AYN RAND INSPIRED RAVE SHUT DOWN BY ANTI-POVERTY ACTIVISTS
An Ayn Rand inspired rave dedicated to the moral superiority of the rich was cancelled after angry anti-poverty activists physically assaulted several of the well heeled organizers. “It just goes to show you that the wealthy are truly the most oppressed members of society,” said Winston Vanderbilt the 3rd, one of the co-organizers. “I was attacked by lower class ruffians just because I wanted to throw a small party for me and my friends. The brutality of the incident has convinced us that Montreal simply isn’t safe for multimillionaires, so we’ve decided to move our event to a country where poor people have the good sense to be afraid of their social betters.”
This wasn’t the first time a libertarian flavoured rave has caused drama in Montreal. Parties dedicated to making fun of the poor have exploded in popularity since the 2008 recession. “It’s becoming a bit of an epidemic,” says sociologist Max Dijon, “It’s how the rich deal with their status anxiety. They know that a lot of people resent them for their wealth, so they throw these parties as a way of feeling better about themselves. However, I think in the long run they’re just throwing fuel to the fire.”
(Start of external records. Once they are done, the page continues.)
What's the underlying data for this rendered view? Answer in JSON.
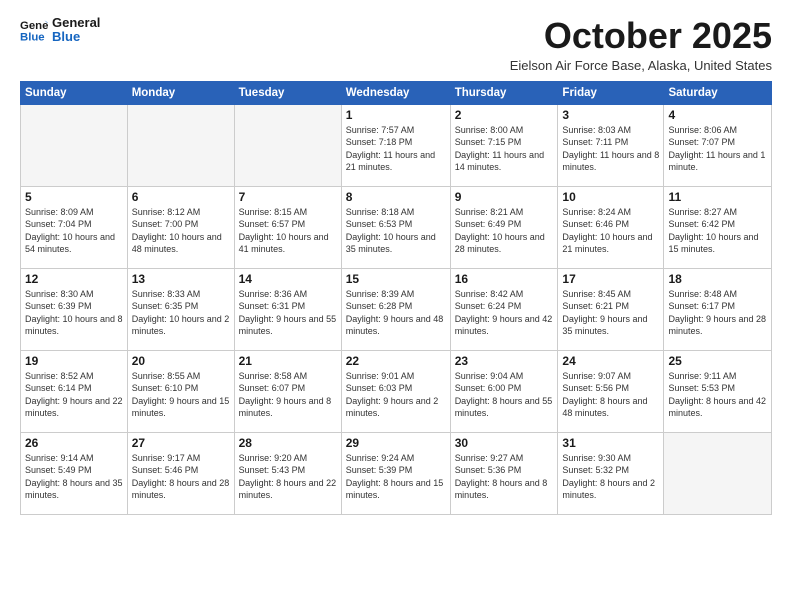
{
  "logo": {
    "general": "General",
    "blue": "Blue"
  },
  "header": {
    "title": "October 2025",
    "subtitle": "Eielson Air Force Base, Alaska, United States"
  },
  "weekdays": [
    "Sunday",
    "Monday",
    "Tuesday",
    "Wednesday",
    "Thursday",
    "Friday",
    "Saturday"
  ],
  "weeks": [
    [
      {
        "day": "",
        "sunrise": "",
        "sunset": "",
        "daylight": ""
      },
      {
        "day": "",
        "sunrise": "",
        "sunset": "",
        "daylight": ""
      },
      {
        "day": "",
        "sunrise": "",
        "sunset": "",
        "daylight": ""
      },
      {
        "day": "1",
        "sunrise": "Sunrise: 7:57 AM",
        "sunset": "Sunset: 7:18 PM",
        "daylight": "Daylight: 11 hours and 21 minutes."
      },
      {
        "day": "2",
        "sunrise": "Sunrise: 8:00 AM",
        "sunset": "Sunset: 7:15 PM",
        "daylight": "Daylight: 11 hours and 14 minutes."
      },
      {
        "day": "3",
        "sunrise": "Sunrise: 8:03 AM",
        "sunset": "Sunset: 7:11 PM",
        "daylight": "Daylight: 11 hours and 8 minutes."
      },
      {
        "day": "4",
        "sunrise": "Sunrise: 8:06 AM",
        "sunset": "Sunset: 7:07 PM",
        "daylight": "Daylight: 11 hours and 1 minute."
      }
    ],
    [
      {
        "day": "5",
        "sunrise": "Sunrise: 8:09 AM",
        "sunset": "Sunset: 7:04 PM",
        "daylight": "Daylight: 10 hours and 54 minutes."
      },
      {
        "day": "6",
        "sunrise": "Sunrise: 8:12 AM",
        "sunset": "Sunset: 7:00 PM",
        "daylight": "Daylight: 10 hours and 48 minutes."
      },
      {
        "day": "7",
        "sunrise": "Sunrise: 8:15 AM",
        "sunset": "Sunset: 6:57 PM",
        "daylight": "Daylight: 10 hours and 41 minutes."
      },
      {
        "day": "8",
        "sunrise": "Sunrise: 8:18 AM",
        "sunset": "Sunset: 6:53 PM",
        "daylight": "Daylight: 10 hours and 35 minutes."
      },
      {
        "day": "9",
        "sunrise": "Sunrise: 8:21 AM",
        "sunset": "Sunset: 6:49 PM",
        "daylight": "Daylight: 10 hours and 28 minutes."
      },
      {
        "day": "10",
        "sunrise": "Sunrise: 8:24 AM",
        "sunset": "Sunset: 6:46 PM",
        "daylight": "Daylight: 10 hours and 21 minutes."
      },
      {
        "day": "11",
        "sunrise": "Sunrise: 8:27 AM",
        "sunset": "Sunset: 6:42 PM",
        "daylight": "Daylight: 10 hours and 15 minutes."
      }
    ],
    [
      {
        "day": "12",
        "sunrise": "Sunrise: 8:30 AM",
        "sunset": "Sunset: 6:39 PM",
        "daylight": "Daylight: 10 hours and 8 minutes."
      },
      {
        "day": "13",
        "sunrise": "Sunrise: 8:33 AM",
        "sunset": "Sunset: 6:35 PM",
        "daylight": "Daylight: 10 hours and 2 minutes."
      },
      {
        "day": "14",
        "sunrise": "Sunrise: 8:36 AM",
        "sunset": "Sunset: 6:31 PM",
        "daylight": "Daylight: 9 hours and 55 minutes."
      },
      {
        "day": "15",
        "sunrise": "Sunrise: 8:39 AM",
        "sunset": "Sunset: 6:28 PM",
        "daylight": "Daylight: 9 hours and 48 minutes."
      },
      {
        "day": "16",
        "sunrise": "Sunrise: 8:42 AM",
        "sunset": "Sunset: 6:24 PM",
        "daylight": "Daylight: 9 hours and 42 minutes."
      },
      {
        "day": "17",
        "sunrise": "Sunrise: 8:45 AM",
        "sunset": "Sunset: 6:21 PM",
        "daylight": "Daylight: 9 hours and 35 minutes."
      },
      {
        "day": "18",
        "sunrise": "Sunrise: 8:48 AM",
        "sunset": "Sunset: 6:17 PM",
        "daylight": "Daylight: 9 hours and 28 minutes."
      }
    ],
    [
      {
        "day": "19",
        "sunrise": "Sunrise: 8:52 AM",
        "sunset": "Sunset: 6:14 PM",
        "daylight": "Daylight: 9 hours and 22 minutes."
      },
      {
        "day": "20",
        "sunrise": "Sunrise: 8:55 AM",
        "sunset": "Sunset: 6:10 PM",
        "daylight": "Daylight: 9 hours and 15 minutes."
      },
      {
        "day": "21",
        "sunrise": "Sunrise: 8:58 AM",
        "sunset": "Sunset: 6:07 PM",
        "daylight": "Daylight: 9 hours and 8 minutes."
      },
      {
        "day": "22",
        "sunrise": "Sunrise: 9:01 AM",
        "sunset": "Sunset: 6:03 PM",
        "daylight": "Daylight: 9 hours and 2 minutes."
      },
      {
        "day": "23",
        "sunrise": "Sunrise: 9:04 AM",
        "sunset": "Sunset: 6:00 PM",
        "daylight": "Daylight: 8 hours and 55 minutes."
      },
      {
        "day": "24",
        "sunrise": "Sunrise: 9:07 AM",
        "sunset": "Sunset: 5:56 PM",
        "daylight": "Daylight: 8 hours and 48 minutes."
      },
      {
        "day": "25",
        "sunrise": "Sunrise: 9:11 AM",
        "sunset": "Sunset: 5:53 PM",
        "daylight": "Daylight: 8 hours and 42 minutes."
      }
    ],
    [
      {
        "day": "26",
        "sunrise": "Sunrise: 9:14 AM",
        "sunset": "Sunset: 5:49 PM",
        "daylight": "Daylight: 8 hours and 35 minutes."
      },
      {
        "day": "27",
        "sunrise": "Sunrise: 9:17 AM",
        "sunset": "Sunset: 5:46 PM",
        "daylight": "Daylight: 8 hours and 28 minutes."
      },
      {
        "day": "28",
        "sunrise": "Sunrise: 9:20 AM",
        "sunset": "Sunset: 5:43 PM",
        "daylight": "Daylight: 8 hours and 22 minutes."
      },
      {
        "day": "29",
        "sunrise": "Sunrise: 9:24 AM",
        "sunset": "Sunset: 5:39 PM",
        "daylight": "Daylight: 8 hours and 15 minutes."
      },
      {
        "day": "30",
        "sunrise": "Sunrise: 9:27 AM",
        "sunset": "Sunset: 5:36 PM",
        "daylight": "Daylight: 8 hours and 8 minutes."
      },
      {
        "day": "31",
        "sunrise": "Sunrise: 9:30 AM",
        "sunset": "Sunset: 5:32 PM",
        "daylight": "Daylight: 8 hours and 2 minutes."
      },
      {
        "day": "",
        "sunrise": "",
        "sunset": "",
        "daylight": ""
      }
    ]
  ]
}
One activist says Vanderbilt deserved what he got. “I don’t know who attacked him, but I’d love to give them a high five,” says anarchist Jason Windles. “Vanderbilt was planning to hire a dozen homeless people for his event. Do you know what their role was going to be? Human punching bags. A bunch of multimillionaires were planning to pluck people off the poor to give other multimillionaires the pleasure of hitting and insulting the homeless, it was beyond odious.”
John Fordham, an objectivist scholar and one time acolyte of Ayn Rand, says that this is perfectly acceptable behaviour. “The poor aren’t really people,” says John. “They have more in common with property than they do sentient human beings capable of agency. That’s why it’s okay for the rich to use them as they see fit. Merit is found in your pocketbook, and the size of your pocketbook is a reflection of the eternal benevolence of the free market, a market rewards people based solely on the merit of their actions. If you’re poor, it’s because you’re just not very useful to the world. Why not work on yourself instead of attacking the multimillionaires who worked for their money?"